Canonical correlation analysis
Canonical correlation analysis (CCA) is a multivariate statistical method developed by Harold Hotelling in 1936 that finds the linear relationships between two sets of variables. Where principal component analysis finds the directions of maximum variance within a single dataset, CCA finds the directions of maximum correlation between two datasets. The method computes pairs of canonical variates — linear combinations of variables from each set — such that the correlation between the first pair is the highest possible, the correlation between the second pair is the highest possible subject to being uncorrelated with the first, and so on. This is the natural generalization of the Pearson correlation coefficient to the multivariate case: instead of correlating two scalar variables, CCA correlates two vector spaces.

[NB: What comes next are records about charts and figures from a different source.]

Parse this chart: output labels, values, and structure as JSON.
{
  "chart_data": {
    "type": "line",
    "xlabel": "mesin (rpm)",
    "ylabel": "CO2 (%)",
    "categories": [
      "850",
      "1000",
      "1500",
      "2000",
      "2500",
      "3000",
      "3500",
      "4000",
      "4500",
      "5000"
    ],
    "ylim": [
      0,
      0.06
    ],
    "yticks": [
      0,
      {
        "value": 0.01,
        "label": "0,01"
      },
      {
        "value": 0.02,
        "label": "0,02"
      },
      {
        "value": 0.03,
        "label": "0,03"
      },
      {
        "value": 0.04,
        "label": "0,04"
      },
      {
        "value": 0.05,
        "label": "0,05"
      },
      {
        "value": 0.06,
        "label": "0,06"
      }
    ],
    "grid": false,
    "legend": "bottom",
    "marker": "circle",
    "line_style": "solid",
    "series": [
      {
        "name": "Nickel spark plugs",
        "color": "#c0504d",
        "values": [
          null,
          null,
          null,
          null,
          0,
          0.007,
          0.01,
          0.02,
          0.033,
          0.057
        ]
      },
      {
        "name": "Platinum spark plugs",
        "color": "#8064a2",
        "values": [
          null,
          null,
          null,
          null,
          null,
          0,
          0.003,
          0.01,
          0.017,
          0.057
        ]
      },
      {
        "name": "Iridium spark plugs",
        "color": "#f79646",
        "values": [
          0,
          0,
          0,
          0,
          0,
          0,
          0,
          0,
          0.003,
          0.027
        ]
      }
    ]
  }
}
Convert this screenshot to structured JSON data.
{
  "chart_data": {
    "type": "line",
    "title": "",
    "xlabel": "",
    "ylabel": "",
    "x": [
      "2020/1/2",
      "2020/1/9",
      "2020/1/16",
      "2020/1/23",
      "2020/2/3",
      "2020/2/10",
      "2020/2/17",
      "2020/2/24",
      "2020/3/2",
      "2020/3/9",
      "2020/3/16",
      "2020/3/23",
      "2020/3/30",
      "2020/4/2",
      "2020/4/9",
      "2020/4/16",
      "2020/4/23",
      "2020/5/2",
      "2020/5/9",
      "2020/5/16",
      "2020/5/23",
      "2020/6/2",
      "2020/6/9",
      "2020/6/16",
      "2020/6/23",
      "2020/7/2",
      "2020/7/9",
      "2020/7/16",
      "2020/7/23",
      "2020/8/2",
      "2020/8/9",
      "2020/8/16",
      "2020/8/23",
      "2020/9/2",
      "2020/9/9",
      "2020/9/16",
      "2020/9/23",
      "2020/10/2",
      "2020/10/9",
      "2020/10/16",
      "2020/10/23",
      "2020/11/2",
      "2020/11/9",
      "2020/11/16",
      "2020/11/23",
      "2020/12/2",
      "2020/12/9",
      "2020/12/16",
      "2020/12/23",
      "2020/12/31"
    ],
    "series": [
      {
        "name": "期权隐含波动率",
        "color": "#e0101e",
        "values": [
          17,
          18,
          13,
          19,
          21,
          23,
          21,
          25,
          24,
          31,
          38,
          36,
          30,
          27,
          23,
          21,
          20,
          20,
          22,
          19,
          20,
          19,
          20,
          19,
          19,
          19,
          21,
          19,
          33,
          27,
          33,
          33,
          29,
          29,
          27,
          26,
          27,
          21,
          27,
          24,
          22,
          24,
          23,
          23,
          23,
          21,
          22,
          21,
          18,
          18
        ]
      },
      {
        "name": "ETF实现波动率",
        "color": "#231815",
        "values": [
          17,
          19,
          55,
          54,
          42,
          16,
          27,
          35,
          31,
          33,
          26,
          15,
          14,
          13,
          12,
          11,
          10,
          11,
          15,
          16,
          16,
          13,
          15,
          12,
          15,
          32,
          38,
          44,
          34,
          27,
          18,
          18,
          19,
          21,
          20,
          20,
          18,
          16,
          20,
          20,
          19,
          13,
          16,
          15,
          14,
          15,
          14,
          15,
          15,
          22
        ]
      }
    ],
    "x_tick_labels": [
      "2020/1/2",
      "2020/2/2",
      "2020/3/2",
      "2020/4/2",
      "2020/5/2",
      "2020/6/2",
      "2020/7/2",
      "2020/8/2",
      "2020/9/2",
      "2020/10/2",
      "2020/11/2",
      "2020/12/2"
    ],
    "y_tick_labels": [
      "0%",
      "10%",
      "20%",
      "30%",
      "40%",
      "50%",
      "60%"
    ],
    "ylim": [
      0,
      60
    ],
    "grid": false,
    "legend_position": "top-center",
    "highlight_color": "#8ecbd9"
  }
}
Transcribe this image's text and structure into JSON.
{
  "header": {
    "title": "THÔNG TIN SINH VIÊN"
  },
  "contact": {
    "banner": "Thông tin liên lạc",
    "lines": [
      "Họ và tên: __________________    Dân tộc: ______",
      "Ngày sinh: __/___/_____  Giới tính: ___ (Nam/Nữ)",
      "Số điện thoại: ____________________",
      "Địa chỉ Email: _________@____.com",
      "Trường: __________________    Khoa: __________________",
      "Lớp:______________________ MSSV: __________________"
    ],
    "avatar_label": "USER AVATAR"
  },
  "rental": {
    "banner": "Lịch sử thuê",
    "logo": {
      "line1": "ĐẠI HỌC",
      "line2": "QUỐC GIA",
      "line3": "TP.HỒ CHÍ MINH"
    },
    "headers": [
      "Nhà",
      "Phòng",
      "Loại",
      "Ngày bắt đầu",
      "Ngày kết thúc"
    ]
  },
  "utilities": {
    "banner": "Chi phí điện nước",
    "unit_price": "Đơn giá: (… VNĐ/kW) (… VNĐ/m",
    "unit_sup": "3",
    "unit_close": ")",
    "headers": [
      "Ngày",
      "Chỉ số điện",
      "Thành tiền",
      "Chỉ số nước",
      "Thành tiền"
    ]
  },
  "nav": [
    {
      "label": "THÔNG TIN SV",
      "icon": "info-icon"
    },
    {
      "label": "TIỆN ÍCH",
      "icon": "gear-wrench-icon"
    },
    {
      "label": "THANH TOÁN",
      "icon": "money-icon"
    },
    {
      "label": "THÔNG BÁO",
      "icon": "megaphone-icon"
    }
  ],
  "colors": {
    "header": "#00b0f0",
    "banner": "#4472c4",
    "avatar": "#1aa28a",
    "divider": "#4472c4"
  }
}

CCA has found applications across domains that its inventor could not have anticipated. In neuroscience, it is used to find correspondences between brain activity and behavioral variables. In genomics, it identifies relationships between gene expression and clinical phenotypes. In natural language processing, it serves as a foundational technique for aligning semantic spaces across languages — the geometric intuition that two vector spaces can be rotated onto each other so that their axes of maximum correlation coincide. The method assumes linear relationships and Gaussian distributions, assumptions that are increasingly replaced by deep neural network alternatives. Yet CCA remains the clearest example of a purely geometric approach to measuring association between complex systems.
CCA is the forgotten sibling of PCA. Where PCA dominates the textbooks, CCA languishes in specialized chapters — yet the question CCA answers is arguably more important. We rarely care about the internal structure of a single dataset in isolation. We care about how two systems relate to each other. CCA is the linear algebra of relationship, and its relative neglect says more about the individualistic bias of statistical pedagogy than about the method's limitations.